ConFoThinking: Consolidated Focused Attention Driven Thinking for Visual Question Answering

TL;DR

ConFoThinking is proposed, a Consolidated-Focused-Attention-Driven Thinking framework that learns to aggregate attention into a designated intermediate layer, from which it mine and zoom in salient regions for downstream visual understanding.

Abstract

Thinking with Images improves fine-grained VQA for MLLMs by emphasizing visual cues. However, tool-augmented methods depend on the capacity of grounding, which remains unreliable for MLLMs. In parallel, attention-driven methods to crop the Region of Interest (ROIs) are proposed but they are constrained by (1) fragmented attention signals scattered across layers, leading to suboptimal localization and (2) relying on question- or redundant-text-conditioned attention extraction. Our analysis reveals three patterns: MLLMs may attend to the correct region yet generate incorrect coordinates, where-to-look attention is often fragmented across layers, and attention extraction is query-sensitive. Motivated by these, We propose ConFoThinking, a Consolidated-Focused-Attention-Driven Thinking framework that learns to aggregate attention into a designated intermediate layer, from which we mine and zoom in salient regions for downstream visual understanding. Moreover, we extract attention using concise semantic cues of what to look into, which mitigates the semantic noise introduced by question- or redundant-text-based attention extraction. Experiments across five VQA benchmarks demonstrate ConFoThinking significantly improves perception performance. The code, checkpoints, and dataset will be released after being accepted.
Paper Structure (51 sections, 9 equations, 5 figures, 4 tables)

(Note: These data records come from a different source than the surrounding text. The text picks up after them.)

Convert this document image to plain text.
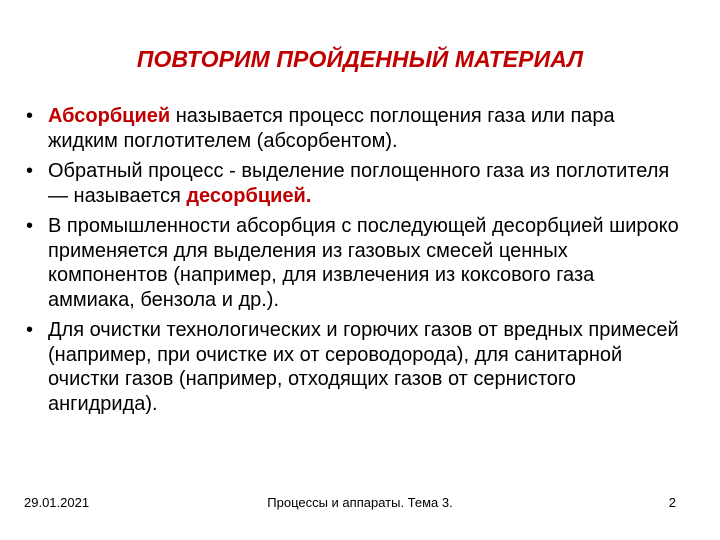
ПОВТОРИМ ПРОЙДЕННЫЙ МАТЕРИАЛ
• Абсорбцией называется процесс поглощения газа или пара жидким поглотителем (абсорбентом).
• Обратный процесс - выделение поглощенного газа из поглотителя — называется десорбцией.
• В промышленности абсорбция с последующей десорбцией широко применяется для выделения из газовых смесей ценных компонентов (например, для извлечения из коксового газа аммиака, бензола и др.).
• Для очистки технологических и горючих газов от вредных примесей (например, при очистке их от сероводорода), для санитарной очистки газов (например, отходящих газов от сернистого ангидрида).
29.01.2021	Процессы и аппараты. Тема 3.	2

This paper contains 51 sections, 9 equations, 5 figures, 4 tables.

Figures (5)

  • Figure 1: Limitations of existing methods. (A) In tool-augmented coordinate-output pipelines, MLLMs may "say" incorrect bounding-box coordinates, even though their intermediate vision-language fusion layers still attend to the GT ROI. The line chart shows the attention distribution inside the predicted and GT boxes for Qwen3-VL-8B (with tools) on V* benchmark wu2024v, where the model outputs an incorrect answer and the predicted box has IoU $<$ 0.1 with the ground-truth box. (B) In attention-driven methods, where-to-look signals are fragmented across layers, making any fixed-layer choice unreliable. The bar chart shows the distribution of the highest-ROI-attention layer for Qwen3-VL-8B across samples in VisCoT (only 19.3% at a fixed single layer (layer22)). (C) Where-to-look signals are query-sensitive: extracting attention from semantic visual cues is more accurate than extracting it from the raw question. The line chart compares the layer-wise attention distributions of these two approaches on the V* benchmark.
  • Figure 2: ConFoThinking overview. (A) Training ConFoAttn to produce a <FOCUS>...</FOCUS> span and fixed-layer attention heatmaps. (B) Training AttnDetector to regress ROI boxes from attention heatmaps. (C) Inference pipeline: generate heatmap, localize and zoom the ROI, then answer with the base MLLM using both the original and zoomed images.
  • Figure 3: Comparison for attention condensation.
  • Figure 4: Layer-wise comparison of attention concentration on $R_{\text{GT}}$ vs. $R_{\text{pred}}$ for Pixel-Reasoner over grounding-error cases ($\mathrm{IoU}<0.1$).
  • Figure 5: Distribution of the peak-attention layer $\ell^\star$ on the Validation set, VisCoT. Left: Qwen3-VL-4B (mode at Layer 22). Right: Qwen2.5-VL-7B (mode at Layer 20). Despite the existence of a modal layer, the distribution remains broadly dispersed across layers.